Dineobellator notohesperus represents only the third named dromaeosaurid from the Maastrichtian in North America. The Maastrichtian is the last geologic stage (or age) of the Cretaceous and the last one before the Cretaceous-Paleogene (K-Pg) or end-Cretaceous mass extinction. This is the same stage that saw Tyrannosaurus rex and Triceratops living farther to the north. Also to the north were the other North American Maastrichtian dromaeosaurids, namely Acheroraptor and Dakotaraptor. This also makes Dineobellator the only named and diagnosed North American Maastrichtian dromaeosaurid in southern Laramidia and below 40 degrees north in North America.

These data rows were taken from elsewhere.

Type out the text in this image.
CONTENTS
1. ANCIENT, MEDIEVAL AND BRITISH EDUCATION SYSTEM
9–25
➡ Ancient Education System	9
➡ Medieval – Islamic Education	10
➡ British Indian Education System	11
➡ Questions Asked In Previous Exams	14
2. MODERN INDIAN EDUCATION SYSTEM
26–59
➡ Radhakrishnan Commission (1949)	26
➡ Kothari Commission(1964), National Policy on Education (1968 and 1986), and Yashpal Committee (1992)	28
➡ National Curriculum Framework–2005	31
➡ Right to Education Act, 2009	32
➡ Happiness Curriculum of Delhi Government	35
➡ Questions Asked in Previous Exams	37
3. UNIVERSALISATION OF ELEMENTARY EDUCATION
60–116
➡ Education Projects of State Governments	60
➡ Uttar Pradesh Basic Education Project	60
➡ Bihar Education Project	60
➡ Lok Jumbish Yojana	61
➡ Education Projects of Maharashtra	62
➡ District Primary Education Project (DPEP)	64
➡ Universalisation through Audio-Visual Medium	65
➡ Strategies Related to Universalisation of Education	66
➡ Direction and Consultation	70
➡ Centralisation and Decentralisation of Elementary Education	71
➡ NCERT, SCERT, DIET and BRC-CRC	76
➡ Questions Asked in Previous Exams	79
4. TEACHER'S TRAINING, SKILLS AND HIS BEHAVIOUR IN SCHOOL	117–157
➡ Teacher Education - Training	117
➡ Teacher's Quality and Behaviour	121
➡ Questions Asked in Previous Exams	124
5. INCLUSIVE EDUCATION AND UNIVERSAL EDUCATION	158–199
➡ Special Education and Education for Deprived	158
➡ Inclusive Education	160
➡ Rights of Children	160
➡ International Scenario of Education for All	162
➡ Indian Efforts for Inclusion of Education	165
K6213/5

In addition to the potential myological implications of the morphology of the humerus, features in the claws also have potential implications. The dorsomedial groove on the hand claw implies larger digital extensors (m. extensor digitorum brevis), which could allow for the hands to me opened more quickly. Counter-acting this action are especially larger flexor tubercles on the hand claw, suggesting stronger and faster closure of the manus and potentially tighter grip strength in the hands relative to other raptor dinosaurs. Similarly, the pedal ungual, or foot claw, also shows enlarged flexor tubercles, suggesting stronger flexion of the toes. While more material is needed to say more definitively what these means for Dineobellator, it suggests a dromaeosaurid with strong forearms, hands, and feet, and could have greatly aided in it being a dangerous and proficient predator.